WE have been floored by a 7.2 magnitude
earthquake. The number of casualties is increasing, and the damage has been
extensive in terms of properties and infrastructure.
Houses and
buildings have fallen. Landslides have blocked roads, bridges destroyed,
isolating towns. But it’s most heartbreaking to see churches collapse or
practically ruined. That sight alone touches right deep in people’s soul like
no other.
Gone, for now,
are those precious treasures that represent our people’s journey of faith and
piety through the centuries. Their mere presence, even as we just happen to
pass them by, never fails to evoke a certain sense of our identity.
We may not have
been a very good member of the Church or one who is consistently faithful to
it, but somehow we feel we belong to it, just as any child continues to belong
to a family whether he behaves well or not. We are always welcome to enter it.
It does not make easy, uncharitable distinctions.
Some of us are
asking why these churches have to go the way they did during the temblor. Well,
God has his ways, his very mysterious ways. And if we continue to have faith,
we know that everything happens for a good reason. “Omnia in bonum,” as they
say.
We have to
reinforce our belief that God is conveying a beautiful message to us through
their disappearance. Obviously we have to try to decipher and fathom it. We can
always try.
We should not
just focus on the purifying or penalizing aspect of their disappearance,
destruction or damage, though that alone holds a good basis. For one, we have
often taken them for granted, allowing them to drift to deterioration.
Very often,
when I visited many of these old churches, I got the impression that they were
treated like aging great-grandmothers who were more of a bother than a useful constituent.

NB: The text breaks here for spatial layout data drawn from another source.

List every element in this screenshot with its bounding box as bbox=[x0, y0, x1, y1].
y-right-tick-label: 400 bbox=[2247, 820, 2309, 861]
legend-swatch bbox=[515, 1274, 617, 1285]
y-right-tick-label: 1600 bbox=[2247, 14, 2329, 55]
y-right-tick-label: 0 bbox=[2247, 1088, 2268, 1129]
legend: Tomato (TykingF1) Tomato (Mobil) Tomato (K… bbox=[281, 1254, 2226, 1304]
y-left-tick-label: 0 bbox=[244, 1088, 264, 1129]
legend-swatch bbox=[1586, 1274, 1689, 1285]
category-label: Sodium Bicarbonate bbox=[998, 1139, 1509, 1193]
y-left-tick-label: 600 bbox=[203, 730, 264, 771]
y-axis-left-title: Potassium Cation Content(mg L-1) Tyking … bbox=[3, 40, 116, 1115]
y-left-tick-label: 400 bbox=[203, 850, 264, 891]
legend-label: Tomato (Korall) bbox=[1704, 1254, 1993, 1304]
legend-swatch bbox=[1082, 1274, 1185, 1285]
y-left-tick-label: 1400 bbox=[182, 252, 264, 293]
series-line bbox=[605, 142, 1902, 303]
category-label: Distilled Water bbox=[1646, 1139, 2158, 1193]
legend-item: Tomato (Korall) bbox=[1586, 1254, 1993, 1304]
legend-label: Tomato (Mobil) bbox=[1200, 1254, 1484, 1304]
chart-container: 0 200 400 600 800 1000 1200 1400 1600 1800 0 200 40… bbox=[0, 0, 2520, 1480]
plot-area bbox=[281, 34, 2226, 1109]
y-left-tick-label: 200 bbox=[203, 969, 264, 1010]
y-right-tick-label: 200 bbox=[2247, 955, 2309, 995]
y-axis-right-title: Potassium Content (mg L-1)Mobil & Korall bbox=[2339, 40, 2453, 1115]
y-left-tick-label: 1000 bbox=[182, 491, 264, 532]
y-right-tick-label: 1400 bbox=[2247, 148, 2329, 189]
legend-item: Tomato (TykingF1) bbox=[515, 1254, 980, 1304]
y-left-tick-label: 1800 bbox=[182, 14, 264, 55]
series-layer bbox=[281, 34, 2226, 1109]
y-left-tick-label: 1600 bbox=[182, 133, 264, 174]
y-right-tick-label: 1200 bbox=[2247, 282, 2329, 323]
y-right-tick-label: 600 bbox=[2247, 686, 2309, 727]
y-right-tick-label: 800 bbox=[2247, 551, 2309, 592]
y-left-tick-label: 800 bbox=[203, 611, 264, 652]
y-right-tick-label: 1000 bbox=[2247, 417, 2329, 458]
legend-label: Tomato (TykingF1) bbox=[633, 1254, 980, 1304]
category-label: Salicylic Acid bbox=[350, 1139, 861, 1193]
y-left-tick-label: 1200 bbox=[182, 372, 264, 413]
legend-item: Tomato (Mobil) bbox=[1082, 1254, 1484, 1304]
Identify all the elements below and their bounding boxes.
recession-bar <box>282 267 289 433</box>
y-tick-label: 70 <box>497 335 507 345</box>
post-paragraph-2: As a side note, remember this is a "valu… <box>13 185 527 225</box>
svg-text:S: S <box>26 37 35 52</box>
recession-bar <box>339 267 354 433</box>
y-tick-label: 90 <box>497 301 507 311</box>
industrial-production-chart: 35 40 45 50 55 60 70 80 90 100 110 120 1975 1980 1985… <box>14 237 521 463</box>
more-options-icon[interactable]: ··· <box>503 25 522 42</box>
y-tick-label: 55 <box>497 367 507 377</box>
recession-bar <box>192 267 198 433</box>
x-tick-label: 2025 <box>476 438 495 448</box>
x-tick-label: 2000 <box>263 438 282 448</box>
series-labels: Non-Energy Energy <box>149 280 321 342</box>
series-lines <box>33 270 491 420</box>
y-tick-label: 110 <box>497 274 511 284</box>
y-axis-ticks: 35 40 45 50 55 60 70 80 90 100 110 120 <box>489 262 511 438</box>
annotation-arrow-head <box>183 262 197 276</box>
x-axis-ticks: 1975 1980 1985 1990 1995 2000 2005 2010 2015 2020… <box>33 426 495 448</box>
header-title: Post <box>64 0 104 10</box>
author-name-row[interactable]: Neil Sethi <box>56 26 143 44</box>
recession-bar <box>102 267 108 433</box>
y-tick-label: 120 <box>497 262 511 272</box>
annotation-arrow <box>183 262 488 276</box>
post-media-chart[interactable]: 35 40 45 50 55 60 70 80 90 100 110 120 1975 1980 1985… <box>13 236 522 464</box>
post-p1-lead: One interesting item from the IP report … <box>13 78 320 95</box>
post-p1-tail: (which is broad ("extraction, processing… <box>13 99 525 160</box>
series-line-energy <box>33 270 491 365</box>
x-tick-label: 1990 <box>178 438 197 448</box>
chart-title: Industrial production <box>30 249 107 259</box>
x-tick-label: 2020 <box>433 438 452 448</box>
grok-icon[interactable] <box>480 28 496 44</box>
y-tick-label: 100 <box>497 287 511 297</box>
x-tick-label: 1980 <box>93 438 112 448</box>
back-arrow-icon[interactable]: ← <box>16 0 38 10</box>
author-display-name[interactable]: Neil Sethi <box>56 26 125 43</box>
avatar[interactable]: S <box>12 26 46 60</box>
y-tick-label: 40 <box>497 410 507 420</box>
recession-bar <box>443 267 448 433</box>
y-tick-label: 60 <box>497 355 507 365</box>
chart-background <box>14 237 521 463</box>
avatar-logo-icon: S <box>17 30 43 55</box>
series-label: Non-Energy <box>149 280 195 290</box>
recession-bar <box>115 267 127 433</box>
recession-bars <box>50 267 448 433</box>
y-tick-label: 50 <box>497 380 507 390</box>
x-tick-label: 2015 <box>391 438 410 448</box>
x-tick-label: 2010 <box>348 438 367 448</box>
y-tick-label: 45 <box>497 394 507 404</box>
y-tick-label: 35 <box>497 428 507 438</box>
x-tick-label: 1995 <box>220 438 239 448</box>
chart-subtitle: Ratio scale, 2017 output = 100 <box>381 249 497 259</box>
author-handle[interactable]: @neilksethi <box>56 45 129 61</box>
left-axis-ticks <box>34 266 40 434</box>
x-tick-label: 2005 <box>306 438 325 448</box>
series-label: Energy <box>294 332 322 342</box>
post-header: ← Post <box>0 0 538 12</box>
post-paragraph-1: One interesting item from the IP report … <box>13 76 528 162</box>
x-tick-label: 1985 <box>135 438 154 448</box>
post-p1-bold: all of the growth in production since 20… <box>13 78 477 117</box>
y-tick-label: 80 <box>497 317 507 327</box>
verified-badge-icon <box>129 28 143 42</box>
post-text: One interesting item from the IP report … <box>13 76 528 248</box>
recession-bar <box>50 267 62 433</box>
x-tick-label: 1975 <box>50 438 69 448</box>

They seem to be maintained only as a religious prop or cultural ornament. Their
sacramentality as our home with God is practically lost.
This is not to
mention that in our life of piety, many things have gone sour. We like to strut
our religiosity, yet even in the externals alone, many holes and
inconsistencies can be seen. If we are not lax, our most prevalent predicament,
then we go to the other extreme of being too fastidious as to be rigid and
superstitious.
But I’m sure
there is a lot more of positive reasons why these beautiful churches are gone
for now. I like to believe that God is challenging us to rebuild our spiritual
life so we can rebuild our churches, making them more beautiful, stronger and
more adapted to current and foreseeable situations and challenges.
God is asking
us to get our act together in both our own personal and collective life. We
need to develop a strong and functioning interior life of love of God, and a
vibrant concern for the others in all aspects of life, both material and
spiritual, both mundane and sacred.
We have to
break loose from our complacency in our relation with God and others, and
really enter into a most meaningful engagement with him and everybody else.
We need to
mature in our faith, after so many centuries already of Christian life. We need
to man up so as to grapple with the real issues of our life and not get
entangled with the non-essentials, though they too need to be duly attended to
and related to what is truly important.
I know the
transition is not easy. But it can be facilitated if we try our best to put our
mind and heart, plus all our resources, into the task of rebuilding
simultaneously our spiritual life and our churches. This can be done. This is
not a quixotic dream.
We need to get
back on our feet and move on with a revitalized and purified sense of purpose
in life. We have to rise from the ruins, counting on God’s grace and our
all-out effort.
Christ has
reassured us that we can resurrect not only on the last day, but also on any
day as long as make the necessary changes in our life. His promise of a new
creation is effective as often as we decide to return to him and to take him
and his beautiful will for us seriously.
This, I
believe, is how we should react to the loss of our beautiful churches and the
devastation of the earthquake. God is planting a seed in us that has to die
first in order to grow and bear more fruit.